The new arbors and gates are of black locust, a dense wood that vies with commercial pressure-treated wood for longevity. I grew most of the posts myself, in my miniature woodlot that’s about 50 feet long by about 15 feet wide. There, locust saplings swell up to the needed 4 to 6 inch diameter posts in 12 years. New sprouts develop at the base of cut stumps and from root suckers so the mini-woodlot offers an ongoing supply of locust posts. (This year’s construction necessitated supplementing my woodlot’s production with wood from my friend Bill, who has a bona fide forest of black locust trees in Gardiner and sells locust posts.)
 
So, yes, it would have been a nice day to have been in the garden. But it was also a nice day to be building garden gates. As with so many things in gardening, building the gates provided a satisfying commingling of art and function. One gate down, 3 to go.

 

———————————————————-
 
Dead or living, black locust is among my favorite trees. One other endearing feature of dead locust is its enormous heat output when burned. There are few other woods that provide longer and more warmth in the woodstove than black locust.
 
The living tree has a deeply furrowed bark and craggy form that reminds me of the trees along the yellow brick road that grabbed Dorothy on her way to Oz. In a couple of weeks, black locust branches will be dripping with chains of pale, blue flowers looking something like those of wisteria but more subdued.
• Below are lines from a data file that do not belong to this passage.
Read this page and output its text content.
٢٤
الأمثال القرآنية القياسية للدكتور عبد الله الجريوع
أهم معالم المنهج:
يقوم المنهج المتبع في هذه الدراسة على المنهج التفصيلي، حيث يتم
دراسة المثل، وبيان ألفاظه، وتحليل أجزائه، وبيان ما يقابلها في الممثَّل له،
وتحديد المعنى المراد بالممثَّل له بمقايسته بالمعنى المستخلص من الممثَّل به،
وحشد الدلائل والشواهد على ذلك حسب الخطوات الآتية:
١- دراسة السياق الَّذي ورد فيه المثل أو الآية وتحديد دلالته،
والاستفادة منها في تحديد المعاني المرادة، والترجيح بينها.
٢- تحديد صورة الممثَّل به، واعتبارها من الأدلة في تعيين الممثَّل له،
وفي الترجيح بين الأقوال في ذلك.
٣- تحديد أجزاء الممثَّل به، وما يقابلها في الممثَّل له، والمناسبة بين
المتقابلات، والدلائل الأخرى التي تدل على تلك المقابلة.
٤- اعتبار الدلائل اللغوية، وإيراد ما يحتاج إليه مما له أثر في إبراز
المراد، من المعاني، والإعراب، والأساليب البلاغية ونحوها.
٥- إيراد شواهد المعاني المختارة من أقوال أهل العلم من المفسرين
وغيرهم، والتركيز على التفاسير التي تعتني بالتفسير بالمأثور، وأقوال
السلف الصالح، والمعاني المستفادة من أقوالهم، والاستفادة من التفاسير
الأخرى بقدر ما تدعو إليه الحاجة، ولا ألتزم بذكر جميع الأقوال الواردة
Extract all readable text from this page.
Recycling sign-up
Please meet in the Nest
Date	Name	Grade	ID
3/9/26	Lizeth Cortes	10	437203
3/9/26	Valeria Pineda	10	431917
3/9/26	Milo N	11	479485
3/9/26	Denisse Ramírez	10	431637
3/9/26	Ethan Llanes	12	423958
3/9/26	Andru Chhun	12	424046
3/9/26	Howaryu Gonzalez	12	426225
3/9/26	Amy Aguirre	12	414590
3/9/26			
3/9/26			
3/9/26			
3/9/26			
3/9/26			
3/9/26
The flowers emanate a sweet fragrance that can be enjoyed from even a couple of hundred feet distance.
 
Another endearing quality of black locust is that the living tree improves the soil. It’s a legume, just like peas and beans, and like other legumes harbors a symbiotic bacterium in its roots that takes nitrogen from the air and puts it into a form on which plants can feed.
 
Black locust has the distinction of being classified as a “native invasive” plant, a tricky (goofy?) classification that’s not immediately clear. The tree is truly native to a small area in southeastern U.S. from which it has naturally spread.
 
As I wrote above, “new sprouts develop at the base of cut stumps and from root suckers,” Black locust also sometimes makes new plants from fallen seeds. I welcome this invader.
———————————————————
 
I did take a break from gate-building to get into the garden. I had to because today is the day for my first planting of corn. We still have a week or two of possible frost, which shouldn’t hurt the planting. Corn is a grass, with its growing point sheltered beneath the ground, ready to push up new leaves even if they suffer cold injury above ground. The only requisite for planting is sufficiently warm soil, 55° and above, to promote germination rather than rotting.

 

 
This year’s plantings, like those of past years, is Golden Bantam sweet corn in one vegetable garden and Pink Pearl and Dutch Butter popcorn in the other. I isolate these plantings to prevent cross-pollination from making the sweet corn less sweet or the popcorn less poppable.
 
Into each 3 foot wide bed goes two rows of hills (“hills” as in “stations,” not mounds), with 18 inches between hills in the row. I drop 8 seeds into each hole, water, and, with my foot, push the soil back into the hole and firm it with my heel. Hills provide closeness for corn mating and withstand winds better than wider spaced individual plants. Once up and growing strongly, the seedlings get thinned to the sturdiest 4 plants per hill.